More here from last year

 

The Power Of Social Media

Sometimes all you have to do is ask.  Last year around this time Pottery Barn Kids released their holiday catalog and there was something many of us with kids of color noticed about the stockings.  All of the faces were white.  I know I wanted to buy my daughter a stocking but there were no girls that looked even remotely like her.  In a world where most of the images of beauty reflected back are those of white skin and often blond hair, I don’t want my daughter to think that she is not normal or acceptable.  I want her to have a positive image of her skin.  I also want this for Noah, even though he seems less aware or at least pays less attention to it than Zoë does.

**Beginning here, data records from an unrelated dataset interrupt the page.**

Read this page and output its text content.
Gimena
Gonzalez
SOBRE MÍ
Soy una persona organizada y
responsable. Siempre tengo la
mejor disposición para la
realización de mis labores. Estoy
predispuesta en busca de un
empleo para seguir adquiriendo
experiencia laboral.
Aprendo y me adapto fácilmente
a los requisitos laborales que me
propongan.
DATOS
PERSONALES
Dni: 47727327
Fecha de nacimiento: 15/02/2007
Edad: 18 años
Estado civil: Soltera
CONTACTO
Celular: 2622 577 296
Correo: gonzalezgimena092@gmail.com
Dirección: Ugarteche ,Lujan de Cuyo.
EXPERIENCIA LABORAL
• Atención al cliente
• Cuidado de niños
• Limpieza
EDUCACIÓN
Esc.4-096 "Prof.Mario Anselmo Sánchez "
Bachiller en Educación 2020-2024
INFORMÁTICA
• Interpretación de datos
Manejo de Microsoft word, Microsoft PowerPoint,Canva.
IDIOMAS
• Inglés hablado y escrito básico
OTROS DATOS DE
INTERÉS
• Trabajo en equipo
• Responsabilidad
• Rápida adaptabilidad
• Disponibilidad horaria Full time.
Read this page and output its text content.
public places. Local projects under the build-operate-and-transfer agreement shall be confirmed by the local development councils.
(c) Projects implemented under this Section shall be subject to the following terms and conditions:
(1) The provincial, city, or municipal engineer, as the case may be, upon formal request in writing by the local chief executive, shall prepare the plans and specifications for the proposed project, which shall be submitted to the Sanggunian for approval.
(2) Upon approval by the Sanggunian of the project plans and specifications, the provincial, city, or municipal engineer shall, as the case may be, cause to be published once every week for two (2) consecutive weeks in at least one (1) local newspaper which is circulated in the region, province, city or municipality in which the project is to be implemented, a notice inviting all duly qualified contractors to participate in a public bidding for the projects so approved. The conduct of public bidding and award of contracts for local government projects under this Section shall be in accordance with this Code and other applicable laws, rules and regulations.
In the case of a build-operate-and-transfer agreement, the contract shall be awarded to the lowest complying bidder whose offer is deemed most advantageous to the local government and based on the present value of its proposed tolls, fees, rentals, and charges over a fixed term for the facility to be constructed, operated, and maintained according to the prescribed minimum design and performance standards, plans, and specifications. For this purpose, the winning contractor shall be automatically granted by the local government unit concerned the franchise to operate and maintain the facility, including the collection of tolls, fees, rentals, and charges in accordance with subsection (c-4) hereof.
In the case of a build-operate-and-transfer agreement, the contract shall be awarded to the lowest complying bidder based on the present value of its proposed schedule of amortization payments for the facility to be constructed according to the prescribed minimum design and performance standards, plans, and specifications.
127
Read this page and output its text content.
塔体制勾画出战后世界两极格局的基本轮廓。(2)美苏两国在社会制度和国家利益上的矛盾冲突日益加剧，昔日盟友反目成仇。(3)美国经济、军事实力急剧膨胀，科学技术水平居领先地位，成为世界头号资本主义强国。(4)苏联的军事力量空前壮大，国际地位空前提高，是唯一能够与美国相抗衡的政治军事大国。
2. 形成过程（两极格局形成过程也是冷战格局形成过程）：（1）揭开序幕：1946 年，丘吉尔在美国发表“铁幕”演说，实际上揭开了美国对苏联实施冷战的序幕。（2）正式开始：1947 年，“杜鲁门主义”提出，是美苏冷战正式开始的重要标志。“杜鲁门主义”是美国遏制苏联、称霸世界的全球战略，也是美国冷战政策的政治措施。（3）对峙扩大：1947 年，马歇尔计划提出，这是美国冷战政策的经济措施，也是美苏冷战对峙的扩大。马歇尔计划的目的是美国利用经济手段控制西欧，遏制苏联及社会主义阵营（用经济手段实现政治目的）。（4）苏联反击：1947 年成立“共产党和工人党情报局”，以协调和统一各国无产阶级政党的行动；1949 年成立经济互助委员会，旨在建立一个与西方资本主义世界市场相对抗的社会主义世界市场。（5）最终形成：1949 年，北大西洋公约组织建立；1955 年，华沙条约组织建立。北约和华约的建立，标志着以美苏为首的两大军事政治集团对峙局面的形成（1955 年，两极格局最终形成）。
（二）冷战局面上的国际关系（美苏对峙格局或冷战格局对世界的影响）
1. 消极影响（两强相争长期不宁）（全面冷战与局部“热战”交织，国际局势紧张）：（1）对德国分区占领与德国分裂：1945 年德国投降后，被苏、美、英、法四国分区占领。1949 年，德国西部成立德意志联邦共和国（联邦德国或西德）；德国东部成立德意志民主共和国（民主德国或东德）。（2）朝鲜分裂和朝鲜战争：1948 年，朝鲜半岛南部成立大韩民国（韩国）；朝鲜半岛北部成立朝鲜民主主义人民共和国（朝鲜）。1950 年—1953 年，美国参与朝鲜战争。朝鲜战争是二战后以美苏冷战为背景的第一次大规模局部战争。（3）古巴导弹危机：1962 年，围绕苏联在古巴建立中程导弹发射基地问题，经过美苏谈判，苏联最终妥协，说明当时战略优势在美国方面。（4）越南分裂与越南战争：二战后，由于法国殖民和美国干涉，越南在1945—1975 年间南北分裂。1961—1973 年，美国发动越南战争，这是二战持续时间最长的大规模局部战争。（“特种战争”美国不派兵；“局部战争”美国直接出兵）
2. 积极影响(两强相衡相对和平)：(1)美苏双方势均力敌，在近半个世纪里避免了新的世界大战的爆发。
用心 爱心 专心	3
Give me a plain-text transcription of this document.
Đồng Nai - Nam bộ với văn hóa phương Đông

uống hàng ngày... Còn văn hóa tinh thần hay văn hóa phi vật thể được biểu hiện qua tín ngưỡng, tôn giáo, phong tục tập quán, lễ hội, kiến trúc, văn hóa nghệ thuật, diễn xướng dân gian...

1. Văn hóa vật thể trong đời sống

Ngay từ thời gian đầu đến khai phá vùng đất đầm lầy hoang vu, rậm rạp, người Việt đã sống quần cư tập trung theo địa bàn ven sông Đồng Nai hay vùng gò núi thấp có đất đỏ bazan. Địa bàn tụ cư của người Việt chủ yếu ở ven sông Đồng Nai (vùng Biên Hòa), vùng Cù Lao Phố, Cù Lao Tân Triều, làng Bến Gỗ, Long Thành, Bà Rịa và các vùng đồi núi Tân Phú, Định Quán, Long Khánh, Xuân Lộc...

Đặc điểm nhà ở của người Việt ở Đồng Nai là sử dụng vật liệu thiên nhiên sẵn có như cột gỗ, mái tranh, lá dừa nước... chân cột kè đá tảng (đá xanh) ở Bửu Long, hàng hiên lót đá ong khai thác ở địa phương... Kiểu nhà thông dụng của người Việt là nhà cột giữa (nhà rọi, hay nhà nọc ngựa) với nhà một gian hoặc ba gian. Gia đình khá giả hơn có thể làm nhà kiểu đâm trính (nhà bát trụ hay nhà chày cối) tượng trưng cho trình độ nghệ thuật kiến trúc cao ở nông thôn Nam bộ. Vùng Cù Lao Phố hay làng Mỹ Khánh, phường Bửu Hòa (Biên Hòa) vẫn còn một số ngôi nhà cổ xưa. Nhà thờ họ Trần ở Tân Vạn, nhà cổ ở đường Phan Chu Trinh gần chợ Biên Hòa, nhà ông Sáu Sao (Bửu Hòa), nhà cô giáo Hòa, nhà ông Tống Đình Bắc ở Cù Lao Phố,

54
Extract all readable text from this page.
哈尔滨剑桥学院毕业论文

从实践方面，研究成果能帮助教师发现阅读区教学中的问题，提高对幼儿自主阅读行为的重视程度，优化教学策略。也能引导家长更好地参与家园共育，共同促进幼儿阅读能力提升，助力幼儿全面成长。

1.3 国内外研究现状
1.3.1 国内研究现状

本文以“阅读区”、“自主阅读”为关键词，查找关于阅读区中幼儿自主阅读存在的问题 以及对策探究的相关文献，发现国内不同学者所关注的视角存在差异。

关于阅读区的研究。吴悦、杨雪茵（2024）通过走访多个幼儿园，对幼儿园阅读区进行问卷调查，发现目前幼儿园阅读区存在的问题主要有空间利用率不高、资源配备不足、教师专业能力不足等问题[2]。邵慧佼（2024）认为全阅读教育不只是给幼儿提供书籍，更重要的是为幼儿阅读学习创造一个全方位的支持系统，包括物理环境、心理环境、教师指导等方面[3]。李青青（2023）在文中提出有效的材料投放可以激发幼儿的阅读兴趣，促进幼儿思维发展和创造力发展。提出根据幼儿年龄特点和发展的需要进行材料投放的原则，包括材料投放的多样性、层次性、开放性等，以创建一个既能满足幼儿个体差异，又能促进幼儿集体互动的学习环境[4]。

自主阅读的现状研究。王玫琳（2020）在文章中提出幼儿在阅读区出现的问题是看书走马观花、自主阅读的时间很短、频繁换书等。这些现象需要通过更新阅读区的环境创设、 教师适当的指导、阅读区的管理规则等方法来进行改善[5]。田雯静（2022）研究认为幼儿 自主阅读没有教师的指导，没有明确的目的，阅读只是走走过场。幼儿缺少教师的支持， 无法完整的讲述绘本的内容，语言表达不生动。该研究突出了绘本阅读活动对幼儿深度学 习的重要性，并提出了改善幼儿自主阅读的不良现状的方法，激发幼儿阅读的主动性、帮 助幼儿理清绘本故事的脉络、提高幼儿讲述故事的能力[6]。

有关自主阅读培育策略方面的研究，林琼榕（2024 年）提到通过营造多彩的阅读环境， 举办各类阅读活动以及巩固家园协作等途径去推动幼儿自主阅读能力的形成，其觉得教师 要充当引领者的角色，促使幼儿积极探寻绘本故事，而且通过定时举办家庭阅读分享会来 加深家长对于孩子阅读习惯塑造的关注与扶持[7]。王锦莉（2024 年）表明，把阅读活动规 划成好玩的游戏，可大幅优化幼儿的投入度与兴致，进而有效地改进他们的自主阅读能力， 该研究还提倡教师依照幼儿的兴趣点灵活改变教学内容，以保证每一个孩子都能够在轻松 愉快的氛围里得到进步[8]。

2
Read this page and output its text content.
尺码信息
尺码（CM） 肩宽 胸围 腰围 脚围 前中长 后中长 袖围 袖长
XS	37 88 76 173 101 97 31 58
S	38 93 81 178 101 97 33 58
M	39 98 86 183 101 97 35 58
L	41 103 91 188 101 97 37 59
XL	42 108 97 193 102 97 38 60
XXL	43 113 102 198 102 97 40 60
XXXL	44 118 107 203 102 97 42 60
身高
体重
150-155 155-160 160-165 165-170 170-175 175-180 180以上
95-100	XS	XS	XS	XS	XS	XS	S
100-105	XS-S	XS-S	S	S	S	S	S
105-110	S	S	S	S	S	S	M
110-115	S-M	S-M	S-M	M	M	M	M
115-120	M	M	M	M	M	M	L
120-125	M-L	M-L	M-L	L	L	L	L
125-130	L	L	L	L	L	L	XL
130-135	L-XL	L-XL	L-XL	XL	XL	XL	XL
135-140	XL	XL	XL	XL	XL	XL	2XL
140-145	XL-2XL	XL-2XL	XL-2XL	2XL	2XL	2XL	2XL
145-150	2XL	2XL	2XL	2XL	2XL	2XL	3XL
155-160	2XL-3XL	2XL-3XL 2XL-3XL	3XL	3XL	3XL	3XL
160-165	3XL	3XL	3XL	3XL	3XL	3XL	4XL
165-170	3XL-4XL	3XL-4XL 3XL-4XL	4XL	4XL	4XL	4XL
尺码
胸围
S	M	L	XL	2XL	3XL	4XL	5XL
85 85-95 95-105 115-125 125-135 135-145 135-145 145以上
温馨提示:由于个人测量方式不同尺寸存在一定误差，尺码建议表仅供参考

Last year, many of us descended upon the Pottery Barn Kids Facebook page and demanded dark skin stocking for our children of color.  Yes, many of us are white, middle-class, parents of adopted children.  But I don’t think that matters.  What mattered was that we wanted our children to see themselves reflected back in a product.  I notice so often what kinds of images and messages are sent to kids and also notice that there are few non-white images for my children to identify with and draw from.

I have to say I was really happy today to look at the stockings and see these:

I will admit these aren’t perfect. The hair is a little straight for my liking–I’d like to see some curls in the elf’s hair and the angel’s hair.  But this is a huge step forward.  The color is not exactly right and is still a little light, but it is dark and it is progress.  I’ can’t wait to buy mine for the kids.  They will love them.